Kehidupan sosial berlangsung secara harmonis, anak-anak yatim terpelihara, yang kaya membantu dan memberdayakan (empowering) yang miskin, yang miskin tidak iri terhadap yang kaya dan bekerjasama dengan yang kaya dengan mengeluarkan kemampuan terbaiknya.

“Ekonomi dan perdagangan diatur dalam koridor efisiensi dan keadilan, tidak ada kecurangan serta penipuan karena masyarakatnya memahami dan mentaati hukum Allah dan Rasul Nya secara istiqamah,” tutur Wakil Ketua Dewan Pakar MN KAHMI itu.

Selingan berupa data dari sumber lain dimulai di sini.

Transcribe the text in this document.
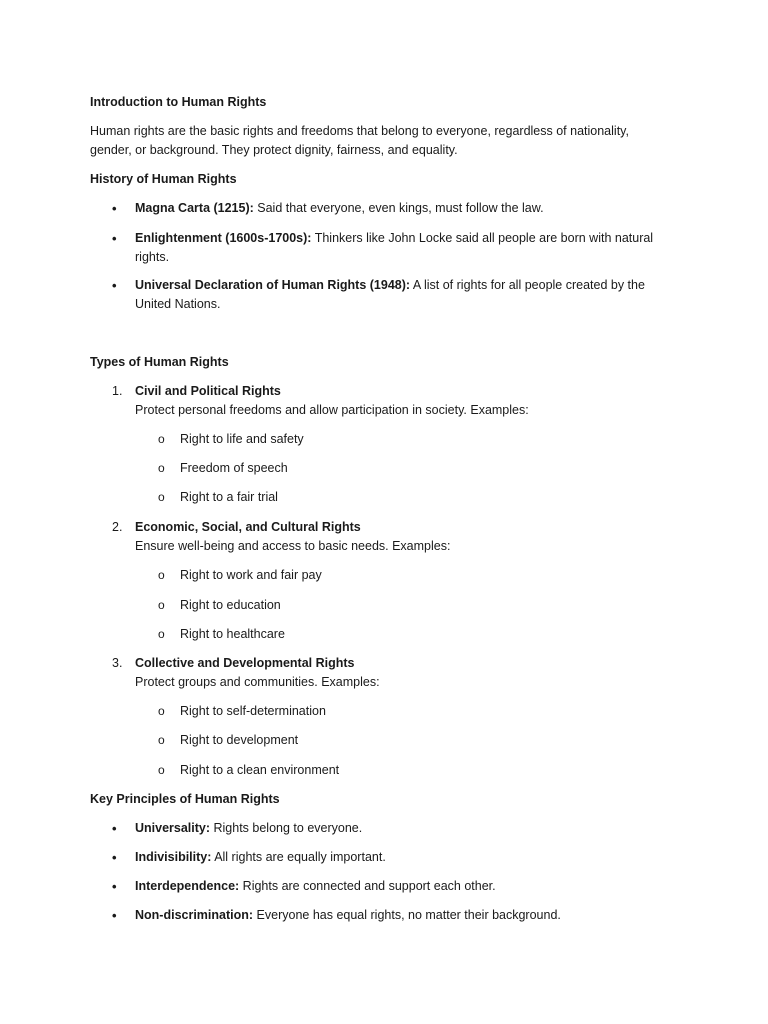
Introduction to Human Rights
Human rights are the basic rights and freedoms that belong to everyone, regardless of nationality, gender, or background. They protect dignity, fairness, and equality.
History of Human Rights
• Magna Carta (1215): Said that everyone, even kings, must follow the law.
• Enlightenment (1600s-1700s): Thinkers like John Locke said all people are born with natural rights.
• Universal Declaration of Human Rights (1948): A list of rights for all people created by the United Nations.
Types of Human Rights
1. Civil and Political Rights
Protect personal freedoms and allow participation in society. Examples:
o Right to life and safety
o Freedom of speech
o Right to a fair trial
2. Economic, Social, and Cultural Rights
Ensure well-being and access to basic needs. Examples:
o Right to work and fair pay
o Right to education
o Right to healthcare
3. Collective and Developmental Rights
Protect groups and communities. Examples:
o Right to self-determination
o Right to development
o Right to a clean environment
Key Principles of Human Rights
• Universality: Rights belong to everyone.
• Indivisibility: All rights are equally important.
• Interdependence: Rights are connected and support each other.
• Non-discrimination: Everyone has equal rights, no matter their background.
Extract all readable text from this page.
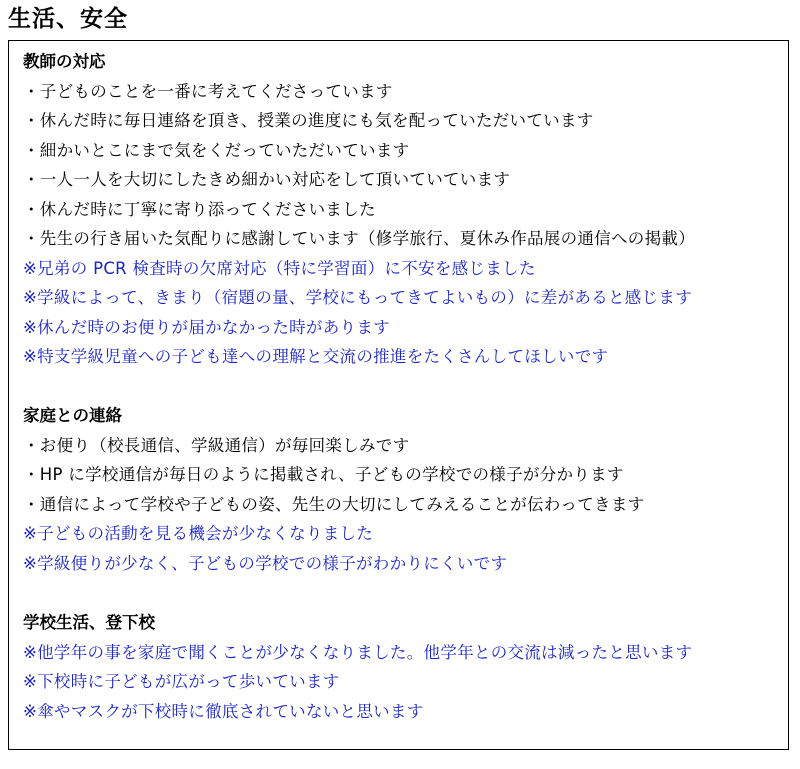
生活、安全
教師の対応
・子どものことを一番に考えてくださっています
・休んだ時に毎日連絡を頂き、授業の進度にも気を配っていただいています
・細かいとこにまで気をくだっていただいています
・一人一人を大切にしたきめ細かい対応をして頂いていています
・休んだ時に丁寧に寄り添ってくださいました
・先生の行き届いた気配りに感謝しています（修学旅行、夏休み作品展の通信への掲載）
※兄弟の PCR 検査時の欠席対応（特に学習面）に不安を感じました
※学級によって、きまり（宿題の量、学校にもってきてよいもの）に差があると感じます
※休んだ時のお便りが届かなかった時があります
※特支学級児童への子ども達への理解と交流の推進をたくさんしてほしいです
家庭との連絡
・お便り（校長通信、学級通信）が毎回楽しみです
・HP に学校通信が毎日のように掲載され、子どもの学校での様子が分かります
・通信によって学校や子どもの姿、先生の大切にしてみえることが伝わってきます
※子どもの活動を見る機会が少なくなりました
※学級便りが少なく、子どもの学校での様子がわかりにくいです
学校生活、登下校
※他学年の事を家庭で聞くことが少なくなりました。他学年との交流は減ったと思います
※下校時に子どもが広がって歩いています
※傘やマスクが下校時に徹底されていないと思います
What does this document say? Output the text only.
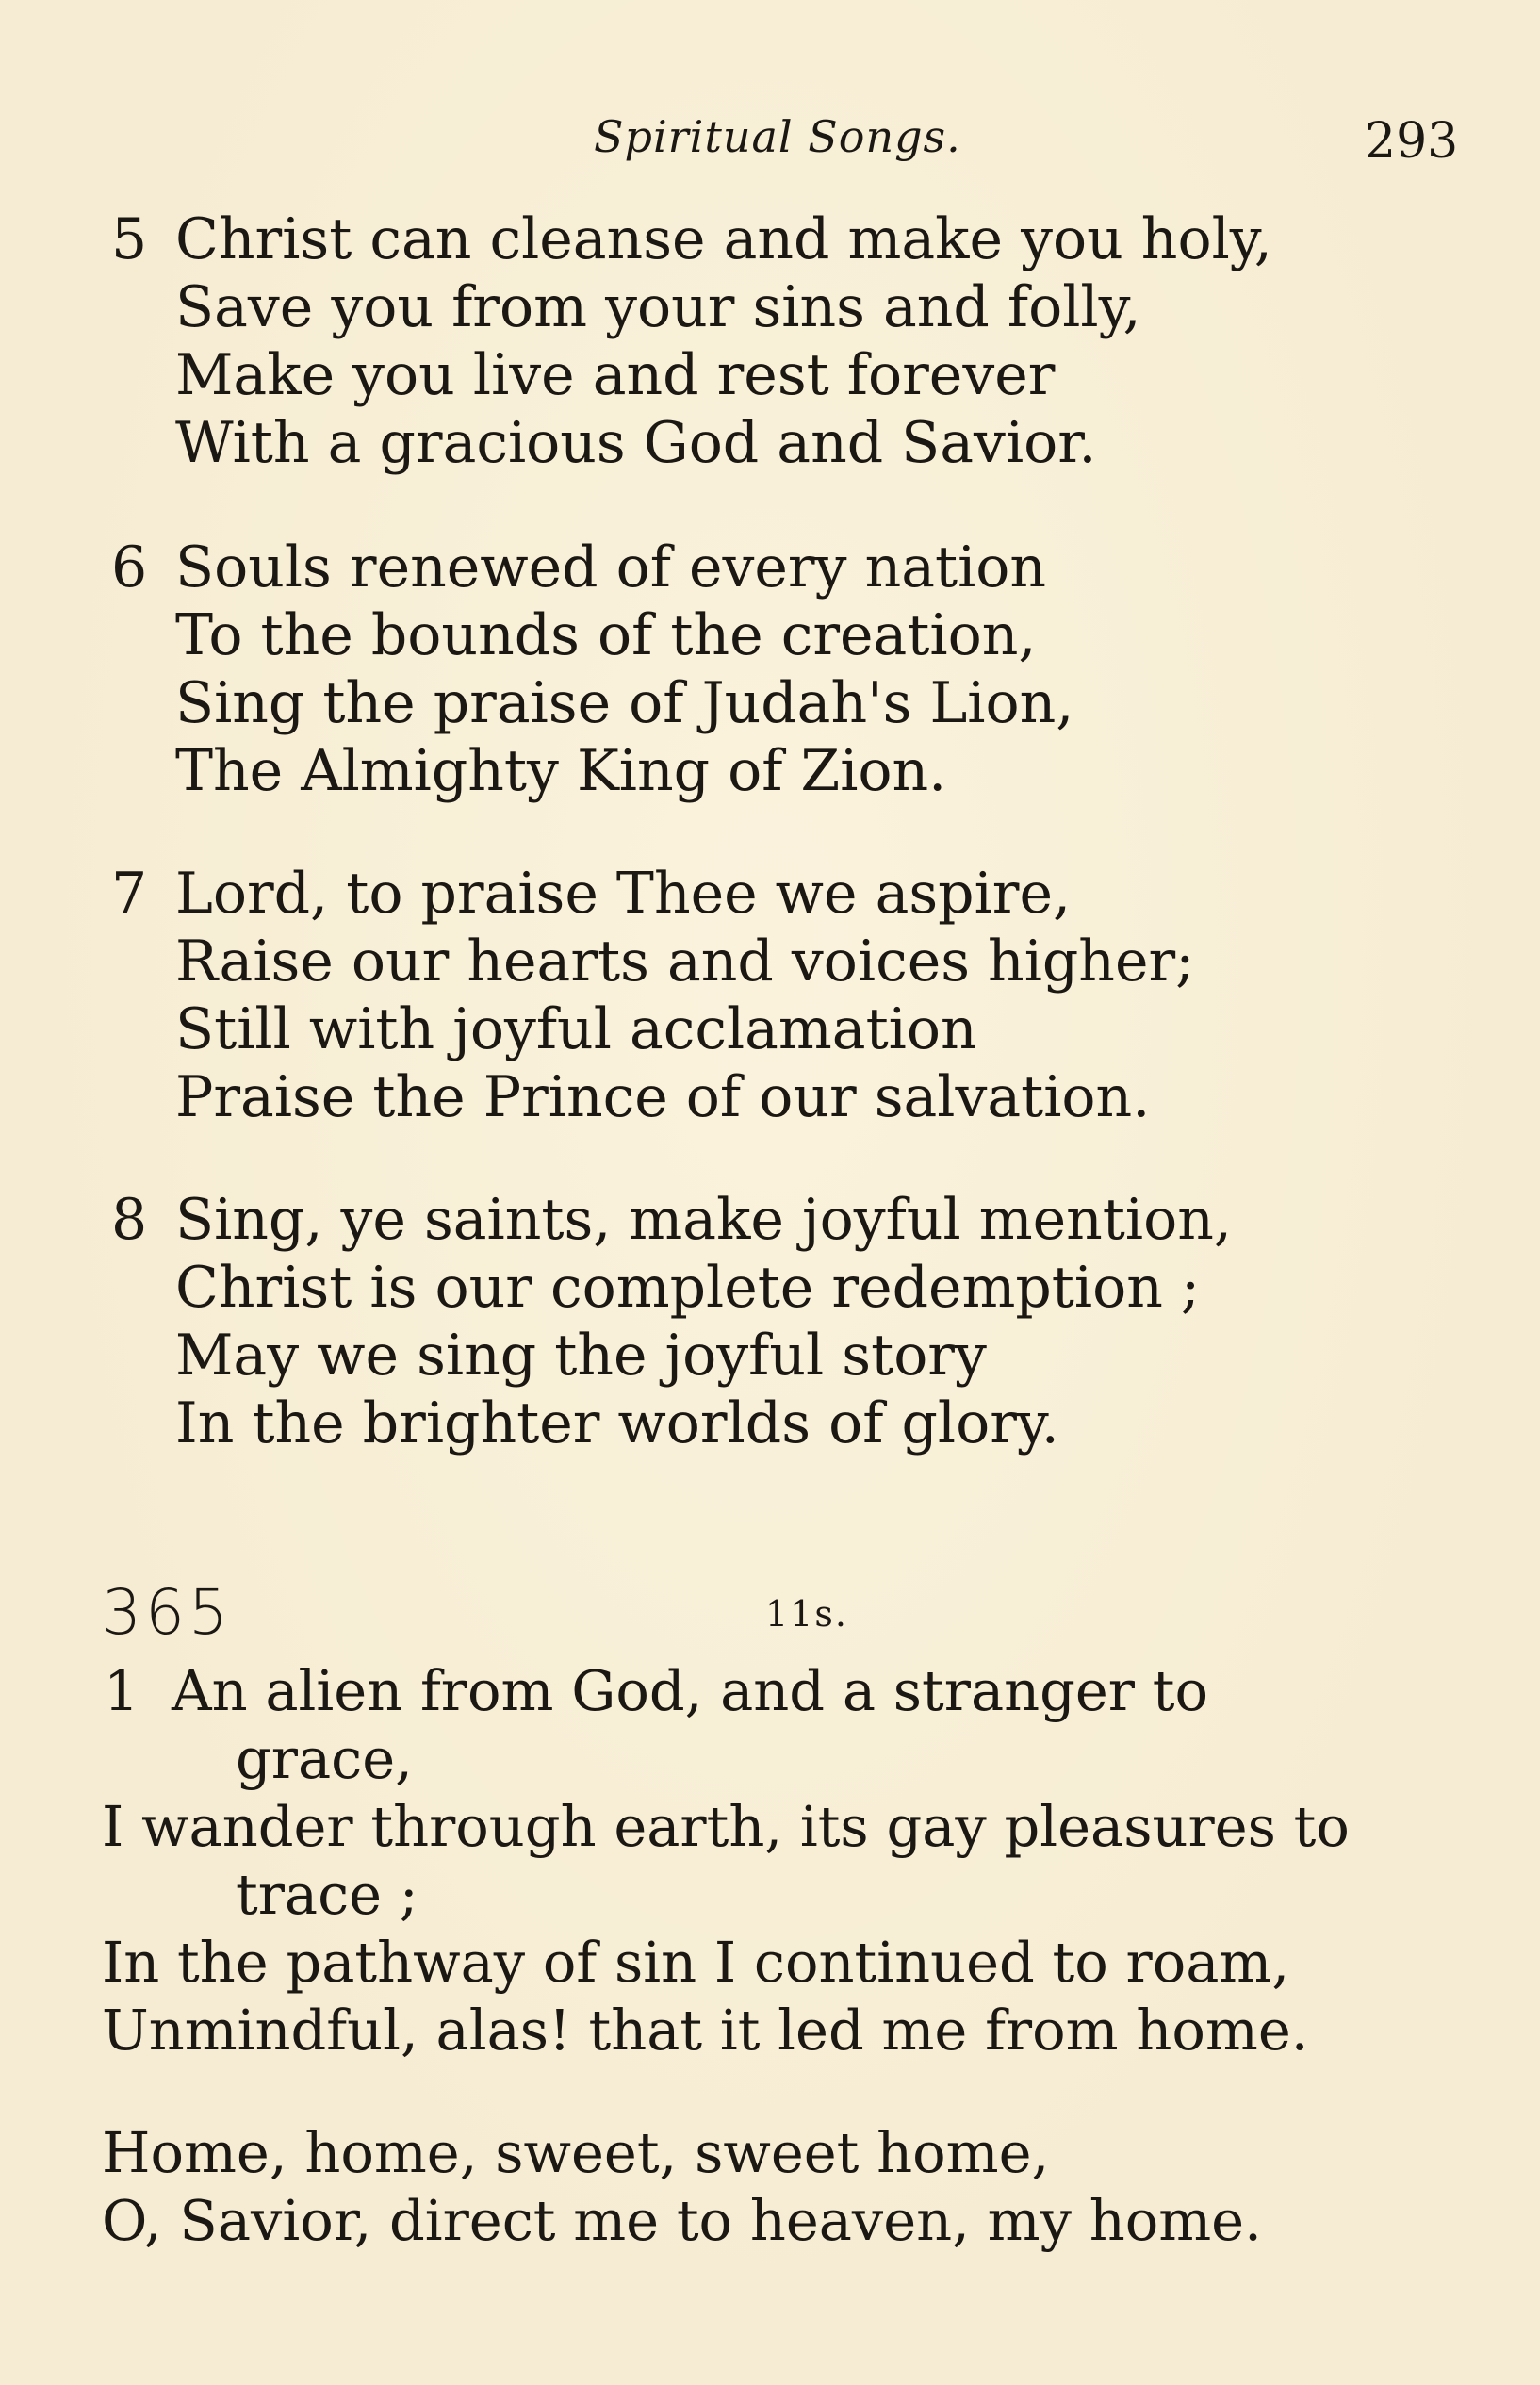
Spiritual Songs.	293
5 Christ can cleanse and make you holy,
Save you from your sins and folly,
Make you live and rest forever
With a gracious God and Savior.
6 Souls renewed of every nation
To the bounds of the creation,
Sing the praise of Judah's Lion,
The Almighty King of Zion.
7 Lord, to praise Thee we aspire,
Raise our hearts and voices higher;
Still with joyful acclamation
Praise the Prince of our salvation.
8 Sing, ye saints, make joyful mention,
Christ is our complete redemption ;
May we sing the joyful story
In the brighter worlds of glory.
365	11s.
1 An alien from God, and a stranger to
grace,
I wander through earth, its gay pleasures to
trace ;
In the pathway of sin I continued to roam,
Unmindful, alas! that it led me from home.
Home, home, sweet, sweet home,
O, Savior, direct me to heaven, my home.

Disamping itu, Prof Rokhmin menjelaskan, masyarakatnya mencintai dan gemar menuntut IPTEK (Ilmu Pengetahuan dan Teknologi), dan pemerintahnya mendorong serta memfasilitasi aktivitas penelitian, pengembangan, penguasaan, dan penerapan IPTEK dalam segenap aspek kehidupan. Para pemimpinnya (Kepala Negara, Menteri, Gubernur, Bupati, dan lainnya) hidup sederhana dan sangat mencintai rakyatnya.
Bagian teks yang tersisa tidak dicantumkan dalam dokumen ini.